Tomorrow at work I have a thirty minute presentation (mostly in Spanish) about myself, what I’ve learned in my life so far, and the work I do outside of Base. Especially since it’s the end of the year, it feels like quite a fitting time to look back at my years at school and summarize what I’ve learned. Right, isn’t this the time when everyone looks back and evaluates their past year?
In May I graduated from Pratt Institute with an MFA in Communications Design. My education challenged many of my belief systems and also the way I see and think about the world around me. I’m sure a year from now or five years from now I will be able to analyze what I learned even better but here are my three bullet points to organize some of what I learned in school.
The idea is the most important. The concept needs to drive the work, otherwise it is just not as truthful. The medium is the message, so the final form needs to express the meaning of your concept. In fact, maybe the most important thing I learned in school is the way you phrase your idea actually makes all the difference in the way people will respond to it. One word can change your entire meaning.
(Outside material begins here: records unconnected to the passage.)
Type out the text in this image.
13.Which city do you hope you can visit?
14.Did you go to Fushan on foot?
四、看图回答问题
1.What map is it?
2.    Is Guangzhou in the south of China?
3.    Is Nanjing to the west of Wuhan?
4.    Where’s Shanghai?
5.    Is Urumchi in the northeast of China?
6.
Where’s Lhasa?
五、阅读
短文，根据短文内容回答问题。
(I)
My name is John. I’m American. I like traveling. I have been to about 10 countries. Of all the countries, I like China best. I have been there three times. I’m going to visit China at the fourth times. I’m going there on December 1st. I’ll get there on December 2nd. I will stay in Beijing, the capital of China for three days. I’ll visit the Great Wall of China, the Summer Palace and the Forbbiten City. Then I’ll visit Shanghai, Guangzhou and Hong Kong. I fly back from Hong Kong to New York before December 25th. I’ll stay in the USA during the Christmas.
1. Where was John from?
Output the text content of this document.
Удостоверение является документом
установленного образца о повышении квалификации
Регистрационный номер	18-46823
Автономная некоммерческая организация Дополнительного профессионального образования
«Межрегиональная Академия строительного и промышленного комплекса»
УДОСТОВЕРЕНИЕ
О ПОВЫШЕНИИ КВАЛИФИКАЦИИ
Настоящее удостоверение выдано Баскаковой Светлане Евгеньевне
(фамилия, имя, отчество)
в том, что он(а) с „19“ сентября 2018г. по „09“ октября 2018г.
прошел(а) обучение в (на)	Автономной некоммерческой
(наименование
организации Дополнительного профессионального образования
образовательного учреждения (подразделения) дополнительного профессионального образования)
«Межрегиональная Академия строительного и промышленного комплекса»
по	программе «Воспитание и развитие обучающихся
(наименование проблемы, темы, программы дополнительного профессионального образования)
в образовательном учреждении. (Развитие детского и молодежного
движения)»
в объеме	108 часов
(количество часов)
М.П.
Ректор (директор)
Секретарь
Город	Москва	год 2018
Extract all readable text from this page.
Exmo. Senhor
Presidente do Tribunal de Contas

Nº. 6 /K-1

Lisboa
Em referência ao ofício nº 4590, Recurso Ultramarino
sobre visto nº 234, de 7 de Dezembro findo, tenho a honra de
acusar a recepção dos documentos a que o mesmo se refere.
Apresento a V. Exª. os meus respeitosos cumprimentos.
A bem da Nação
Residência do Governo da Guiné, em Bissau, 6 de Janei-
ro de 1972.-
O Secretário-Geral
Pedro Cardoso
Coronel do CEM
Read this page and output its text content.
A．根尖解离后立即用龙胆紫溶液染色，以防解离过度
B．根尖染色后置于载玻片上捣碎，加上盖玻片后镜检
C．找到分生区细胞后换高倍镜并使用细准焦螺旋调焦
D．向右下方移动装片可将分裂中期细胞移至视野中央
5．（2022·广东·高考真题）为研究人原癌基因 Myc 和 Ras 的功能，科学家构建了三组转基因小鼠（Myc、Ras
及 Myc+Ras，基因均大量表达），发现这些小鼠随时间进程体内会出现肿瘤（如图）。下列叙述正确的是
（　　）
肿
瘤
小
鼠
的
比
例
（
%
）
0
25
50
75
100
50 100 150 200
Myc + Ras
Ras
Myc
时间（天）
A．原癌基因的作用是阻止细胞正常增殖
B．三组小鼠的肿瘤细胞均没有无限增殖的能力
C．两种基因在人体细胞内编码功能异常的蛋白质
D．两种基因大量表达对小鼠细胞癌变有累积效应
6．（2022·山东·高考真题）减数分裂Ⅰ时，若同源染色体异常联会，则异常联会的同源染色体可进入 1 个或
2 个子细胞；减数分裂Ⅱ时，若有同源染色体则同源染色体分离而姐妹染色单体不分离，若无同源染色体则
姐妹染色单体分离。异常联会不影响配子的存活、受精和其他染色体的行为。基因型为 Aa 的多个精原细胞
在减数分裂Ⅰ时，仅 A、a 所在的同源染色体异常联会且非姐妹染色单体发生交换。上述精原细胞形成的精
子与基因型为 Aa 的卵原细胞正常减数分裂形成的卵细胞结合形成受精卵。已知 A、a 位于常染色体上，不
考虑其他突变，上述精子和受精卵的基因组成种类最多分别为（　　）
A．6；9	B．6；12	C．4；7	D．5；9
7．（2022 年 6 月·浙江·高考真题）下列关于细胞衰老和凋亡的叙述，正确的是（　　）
Appreciate the journey, document the process. Looking back on my sketches and scrawled notes, blog posts, saved images and video – the building blocks – helps me to understand the big picture of where I’m going with an idea. Sometimes you have to get messy in order to get somewhere, but it helps to be organized with your messiness.
DON’T BE PRECIOUS
Ok, I actually learned this during work on freelance projects, but it was during school so it counts as something I learned in school. I will always remember my experience working for the art director at Bard Graduate Center. He told me to create an 11 x 17 document and just try a million different options for each of the infographics I was working on. Then I would show him what I did and he’d tell me to make more. You can’t be precious with your work as a graphic designer because it’s always going to change and it will always be a collaboration.